The Circuit Court agreed with Pet Doc and sent the case to arbitration. The Court of Appeal, however, reversed the Circuit Court’s order, holding that the employment agreement did not require arbitration of Saunders’ claims. Specifically, the Court of Appeal held that the employment agreement did, in fact, create a legal relationship between the parties, but that Saunders’ claims “did not relate directly to the contract itself.” Saunders did not sue Pet Doc for breach of the employment contract, and the claims she asserted did not require interpretation of the employment contract. So, the Court of Appeal sent the case back to the trial court.

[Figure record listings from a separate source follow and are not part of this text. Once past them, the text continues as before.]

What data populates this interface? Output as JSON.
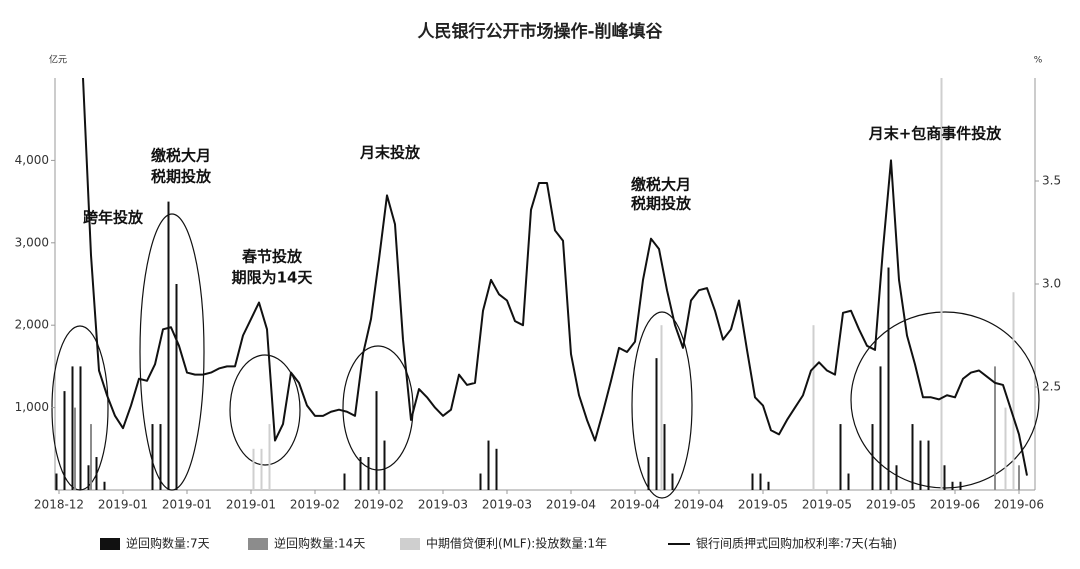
{
  "chart_data": {
    "type": "combo",
    "title": "人民银行公开市场操作-削峰填谷",
    "y_axis_label": "亿元",
    "y2_axis_label": "%",
    "annotations": [
      "跨年投放",
      "缴税大月",
      "税期投放",
      "春节投放",
      "期限为14天",
      "月末投放",
      "缴税大月",
      "税期投放",
      "月末+包商事件投放"
    ],
    "categories": [
      "2018-12",
      null,
      null,
      null,
      null,
      null,
      null,
      null,
      "2019-01",
      null,
      null,
      null,
      null,
      null,
      null,
      null,
      "2019-01",
      null,
      null,
      null,
      null,
      null,
      null,
      null,
      "2019-01",
      null,
      null,
      null,
      null,
      null,
      null,
      null,
      "2019-02",
      null,
      null,
      null,
      null,
      null,
      null,
      null,
      "2019-02",
      null,
      null,
      null,
      null,
      null,
      null,
      null,
      "2019-03",
      null,
      null,
      null,
      null,
      null,
      null,
      null,
      "2019-03",
      null,
      null,
      null,
      null,
      null,
      null,
      null,
      "2019-04",
      null,
      null,
      null,
      null,
      null,
      null,
      null,
      "2019-04",
      null,
      null,
      null,
      null,
      null,
      null,
      null,
      "2019-04",
      null,
      null,
      null,
      null,
      null,
      null,
      null,
      "2019-05",
      null,
      null,
      null,
      null,
      null,
      null,
      null,
      "2019-05",
      null,
      null,
      null,
      null,
      null,
      null,
      null,
      "2019-05",
      null,
      null,
      null,
      null,
      null,
      null,
      null,
      "2019-06",
      null,
      null,
      null,
      null,
      null,
      null,
      null,
      "2019-06",
      null
    ],
    "series": [
      {
        "name": "逆回购数量:7天",
        "type": "bar",
        "color": "#111111",
        "values": [
          200,
          1200,
          1500,
          1500,
          300,
          400,
          100,
          null,
          null,
          null,
          null,
          null,
          800,
          800,
          3500,
          2500,
          null,
          null,
          null,
          null,
          null,
          null,
          null,
          null,
          null,
          null,
          null,
          null,
          null,
          null,
          null,
          null,
          null,
          null,
          null,
          null,
          200,
          null,
          400,
          400,
          1200,
          600,
          null,
          null,
          null,
          null,
          null,
          null,
          null,
          null,
          null,
          null,
          null,
          200,
          600,
          500,
          null,
          null,
          null,
          null,
          null,
          null,
          null,
          null,
          null,
          null,
          null,
          null,
          null,
          null,
          null,
          null,
          null,
          null,
          400,
          1600,
          800,
          200,
          null,
          null,
          null,
          null,
          null,
          null,
          null,
          null,
          null,
          200,
          200,
          100,
          null,
          null,
          null,
          null,
          null,
          null,
          null,
          null,
          800,
          200,
          null,
          null,
          800,
          1500,
          2700,
          300,
          null,
          800,
          600,
          600,
          null,
          300,
          100,
          100,
          null,
          null,
          null,
          null,
          null,
          null,
          null,
          null
        ]
      },
      {
        "name": "逆回购数量:14天",
        "type": "bar",
        "color": "#8c8c8c",
        "values": [
          null,
          null,
          1000,
          null,
          800,
          null,
          null,
          null,
          null,
          null,
          null,
          null,
          null,
          null,
          null,
          null,
          null,
          null,
          null,
          null,
          null,
          null,
          null,
          null,
          null,
          null,
          null,
          null,
          null,
          null,
          null,
          null,
          null,
          null,
          null,
          null,
          null,
          null,
          null,
          null,
          null,
          null,
          null,
          null,
          null,
          null,
          null,
          null,
          null,
          null,
          null,
          null,
          null,
          null,
          null,
          null,
          null,
          null,
          null,
          null,
          null,
          null,
          null,
          null,
          null,
          null,
          null,
          null,
          null,
          null,
          null,
          null,
          null,
          null,
          null,
          null,
          null,
          null,
          null,
          null,
          null,
          null,
          null,
          null,
          null,
          null,
          null,
          null,
          null,
          null,
          null,
          null,
          null,
          null,
          null,
          null,
          null,
          null,
          null,
          null,
          null,
          null,
          null,
          null,
          null,
          null,
          null,
          null,
          null,
          null,
          null,
          null,
          null,
          null,
          null,
          null,
          null,
          1500,
          null,
          null,
          300,
          null
        ]
      },
      {
        "name": "中期借贷便利(MLF):投放数量:1年",
        "type": "bar",
        "color": "#cfcfcf",
        "values": [
          null,
          null,
          null,
          null,
          null,
          null,
          null,
          null,
          null,
          null,
          null,
          null,
          null,
          null,
          null,
          null,
          null,
          null,
          null,
          null,
          null,
          null,
          null,
          null,
          500,
          500,
          800,
          null,
          null,
          null,
          null,
          null,
          null,
          null,
          null,
          null,
          null,
          null,
          null,
          null,
          null,
          null,
          null,
          null,
          null,
          null,
          null,
          null,
          null,
          null,
          null,
          null,
          null,
          null,
          null,
          null,
          null,
          null,
          null,
          null,
          null,
          null,
          null,
          null,
          null,
          null,
          null,
          null,
          null,
          null,
          null,
          null,
          null,
          null,
          null,
          2000,
          null,
          null,
          null,
          null,
          null,
          null,
          null,
          null,
          null,
          null,
          null,
          null,
          null,
          null,
          null,
          null,
          null,
          null,
          2000,
          null,
          null,
          null,
          null,
          null,
          null,
          null,
          null,
          null,
          null,
          null,
          null,
          null,
          null,
          null,
          5000,
          null,
          null,
          null,
          null,
          null,
          null,
          null,
          1000,
          2400,
          null,
          null
        ]
      },
      {
        "name": "银行间质押式回购加权利率:7天(右轴)",
        "type": "line",
        "axis": "y2",
        "color": "#111111",
        "values": [
          null,
          null,
          null,
          4.0,
          3.14,
          2.58,
          2.46,
          2.36,
          2.3,
          2.41,
          2.54,
          2.53,
          2.61,
          2.78,
          2.79,
          2.7,
          2.57,
          2.56,
          2.56,
          2.57,
          2.59,
          2.6,
          2.6,
          2.75,
          2.83,
          2.91,
          2.78,
          2.24,
          2.32,
          2.57,
          2.52,
          2.41,
          2.36,
          2.36,
          2.38,
          2.39,
          2.38,
          2.36,
          2.66,
          2.83,
          3.12,
          3.43,
          3.29,
          2.73,
          2.34,
          2.49,
          2.45,
          2.4,
          2.36,
          2.39,
          2.56,
          2.51,
          2.52,
          2.87,
          3.02,
          2.95,
          2.92,
          2.82,
          2.8,
          3.36,
          3.49,
          3.49,
          3.26,
          3.21,
          2.66,
          2.46,
          2.34,
          2.24,
          2.38,
          2.53,
          2.69,
          2.67,
          2.72,
          3.02,
          3.22,
          3.17,
          2.97,
          2.8,
          2.69,
          2.92,
          2.97,
          2.98,
          2.87,
          2.73,
          2.78,
          2.92,
          2.68,
          2.45,
          2.41,
          2.29,
          2.27,
          2.34,
          2.4,
          2.46,
          2.58,
          2.62,
          2.58,
          2.56,
          2.86,
          2.87,
          2.78,
          2.7,
          2.68,
          3.17,
          3.6,
          3.02,
          2.75,
          2.61,
          2.45,
          2.45,
          2.44,
          2.46,
          2.45,
          2.54,
          2.57,
          2.58,
          2.55,
          2.52,
          2.51,
          2.39,
          2.27,
          2.07
        ]
      }
    ],
    "ylim": [
      0,
      5000
    ],
    "yticks": [
      {
        "value": 1000,
        "label": "1,000"
      },
      {
        "value": 2000,
        "label": "2,000"
      },
      {
        "value": 3000,
        "label": "3,000"
      },
      {
        "value": 4000,
        "label": "4,000"
      }
    ],
    "y2lim": [
      2,
      4
    ],
    "y2ticks": [
      2.5,
      {
        "value": 3,
        "label": "3.0"
      },
      3.5
    ]
  }
}
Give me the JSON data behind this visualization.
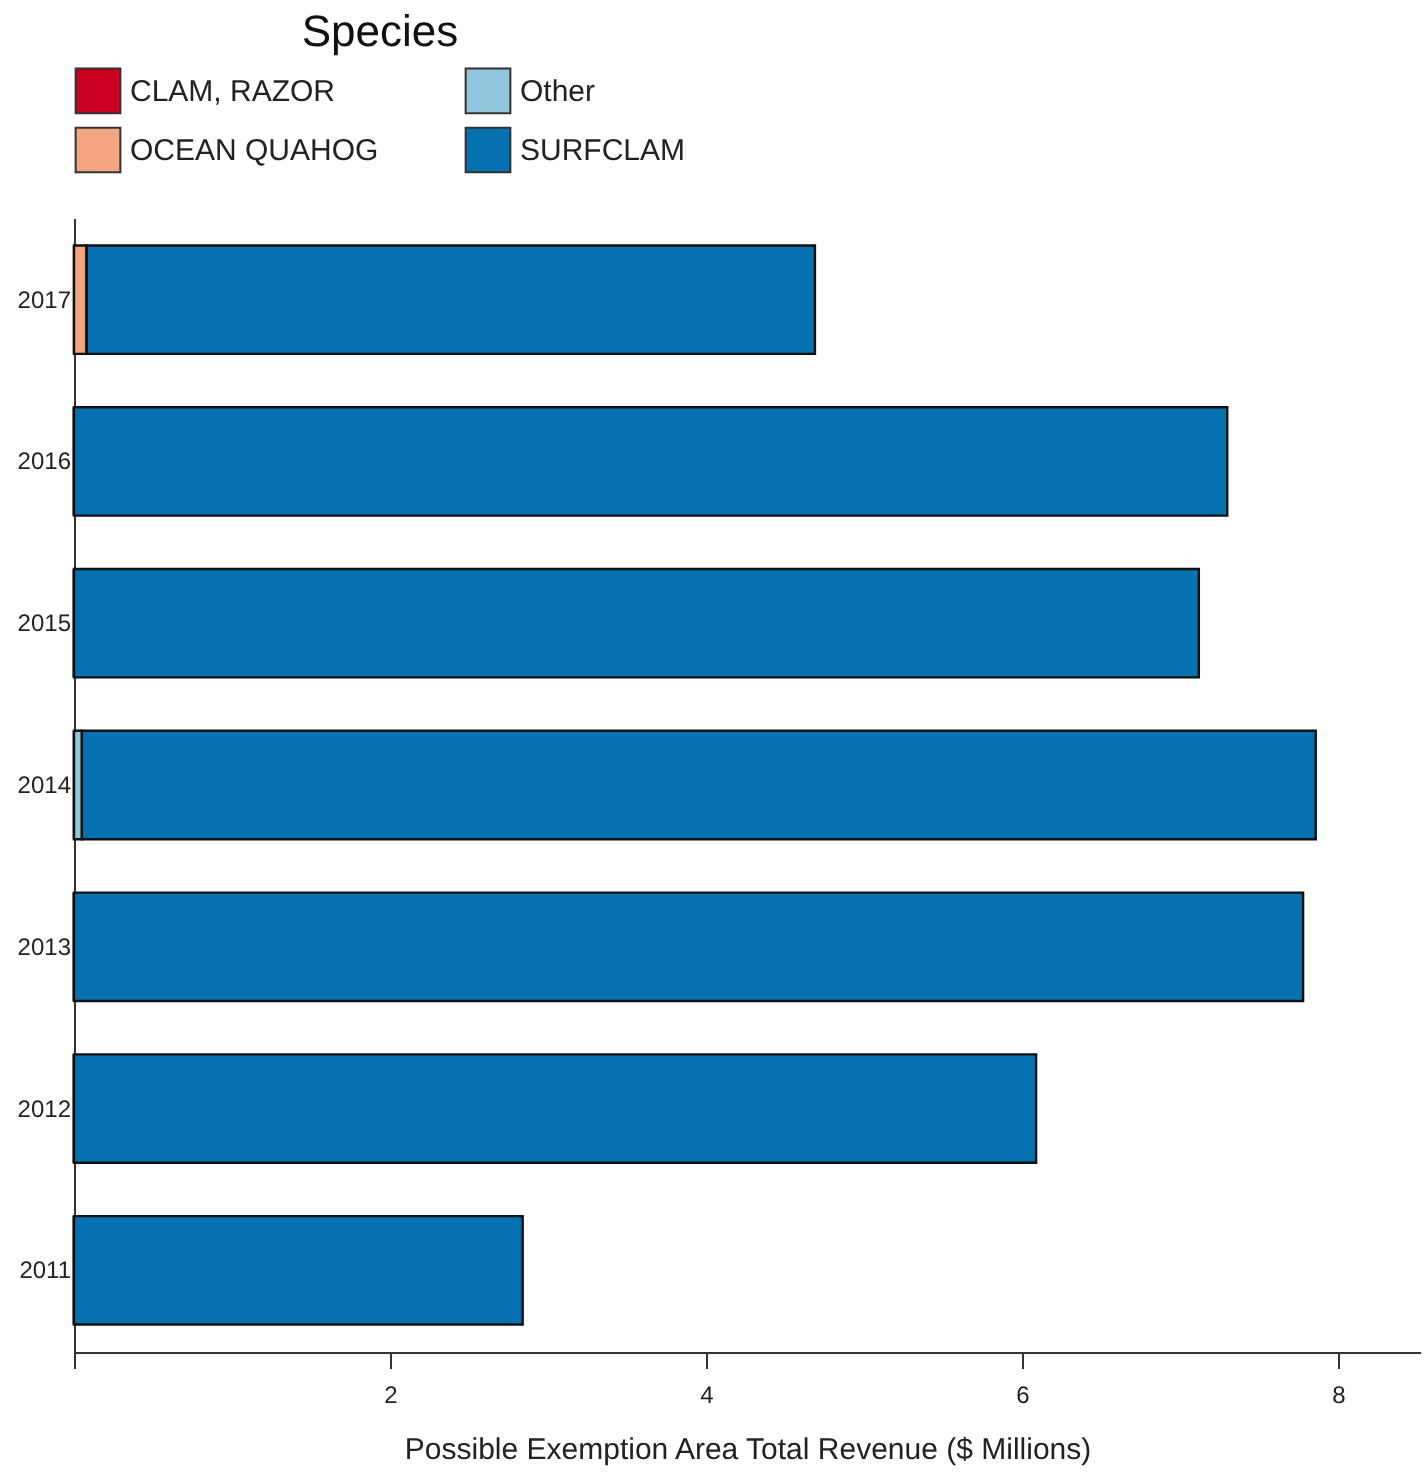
{
  "chart_data": {
    "type": "bar",
    "orientation": "horizontal",
    "stacked": true,
    "xlabel": "Possible Exemption Area Total Revenue ($ Millions)",
    "legend_title": "Species",
    "legend": "top",
    "categories": [
      "2017",
      "2016",
      "2015",
      "2014",
      "2013",
      "2012",
      "2011"
    ],
    "series": [
      {
        "name": "CLAM, RAZOR",
        "color": "#ca0020",
        "values": [
          0,
          0,
          0,
          0,
          0,
          0,
          0
        ]
      },
      {
        "name": "OCEAN QUAHOG",
        "color": "#f4a582",
        "values": [
          0.08,
          0,
          0,
          0,
          0,
          0,
          0
        ]
      },
      {
        "name": "Other",
        "color": "#92c5de",
        "values": [
          0,
          0,
          0,
          0.05,
          0,
          0,
          0
        ]
      },
      {
        "name": "SURFCLAM",
        "color": "#0571b0",
        "values": [
          4.61,
          7.3,
          7.12,
          7.81,
          7.78,
          6.09,
          2.84
        ]
      }
    ],
    "xlim": [
      0,
      8.52
    ],
    "xticks": [
      {
        "value": 0,
        "label": null
      },
      2,
      4,
      6,
      8
    ],
    "grid": false
  }
}
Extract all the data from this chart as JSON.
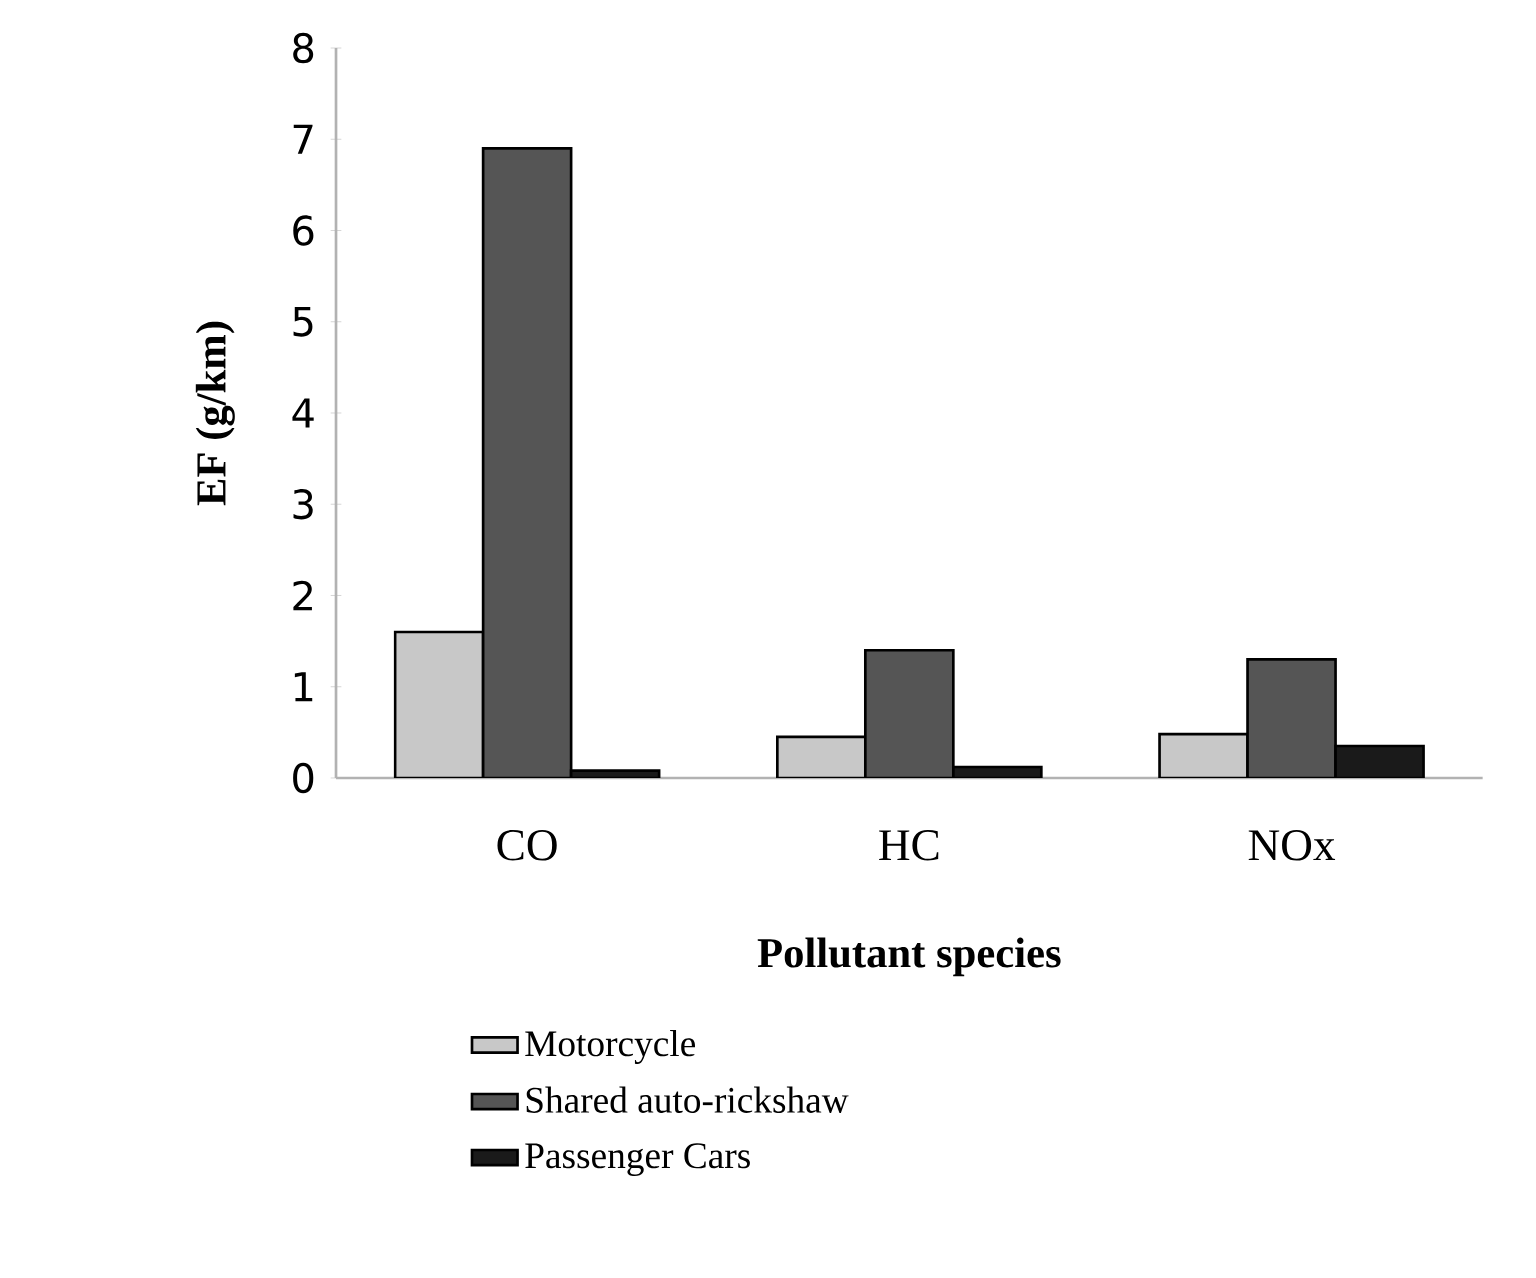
{
  "chart_data": {
    "type": "bar",
    "xlabel": "Pollutant species",
    "ylabel": "EF (g/km)",
    "categories": [
      "CO",
      "HC",
      "NOx"
    ],
    "series": [
      {
        "name": "Motorcycle",
        "color": "#c8c8c8",
        "values": [
          1.6,
          0.45,
          0.48
        ]
      },
      {
        "name": "Shared auto-rickshaw",
        "color": "#555555",
        "values": [
          6.9,
          1.4,
          1.3
        ]
      },
      {
        "name": "Passenger Cars",
        "color": "#1a1a1a",
        "values": [
          0.08,
          0.12,
          0.35
        ]
      }
    ],
    "ylim": [
      0,
      8
    ],
    "yticks": [
      0,
      1,
      2,
      3,
      4,
      5,
      6,
      7,
      8
    ],
    "grid": false,
    "legend": "bottom"
  }
}
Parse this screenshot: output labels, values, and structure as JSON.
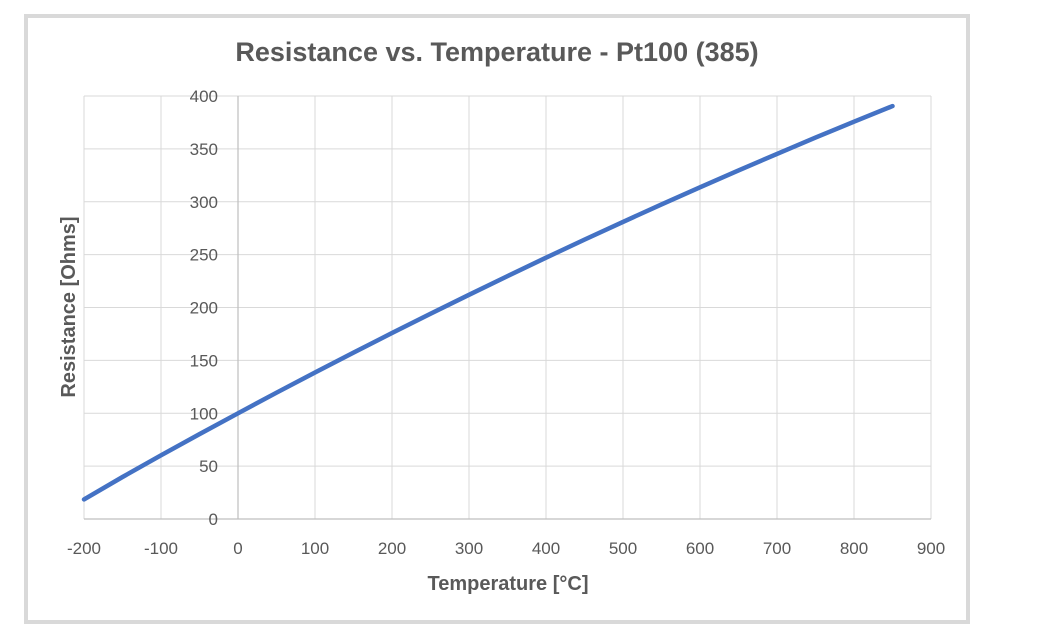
{
  "chart_data": {
    "type": "line",
    "title": "Resistance vs. Temperature - Pt100 (385)",
    "xlabel": "Temperature [°C]",
    "ylabel": "Resistance [Ohms]",
    "xlim": [
      -200,
      900
    ],
    "ylim": [
      0,
      400
    ],
    "x_ticks": [
      -200,
      -100,
      0,
      100,
      200,
      300,
      400,
      500,
      600,
      700,
      800,
      900
    ],
    "y_ticks": [
      0,
      50,
      100,
      150,
      200,
      250,
      300,
      350,
      400
    ],
    "grid": true,
    "legend": "none",
    "line_color": "#4472c4",
    "series": [
      {
        "x": [
          -200,
          -150,
          -100,
          -50,
          0,
          50,
          100,
          150,
          200,
          250,
          300,
          350,
          400,
          450,
          500,
          550,
          600,
          650,
          700,
          750,
          800,
          850
        ],
        "y": [
          18.52,
          39.72,
          60.26,
          80.31,
          100.0,
          119.4,
          138.51,
          157.33,
          175.86,
          194.1,
          212.05,
          229.72,
          247.09,
          264.18,
          280.98,
          297.49,
          313.71,
          329.64,
          345.28,
          360.64,
          375.7,
          390.48
        ]
      }
    ]
  }
}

While the impact of the Court of Appeal’s decision in Saunders remains unclear, it would be prudent for Florida employers using mandatory arbitration agreements to ensure that the scope of the arbitration provision is sufficiently broad to cover any and all disputes relating to or arising out of the employment relationship, including, without limitation, claims for breach of contract, statutory claims and claims arising under local law/ordinance, and/or common-law tort claims. In doing so, an employer may have a stronger argument (perhaps stronger than Pet Doc had in the Saunders case) that the parties expressly contemplated arbitration of all disputes.
With apologies to Dr. Seuss:
Writing what you want
Is quite an achievement;
When it comes to arbitrating all disputes,
Put it in your employment agreement!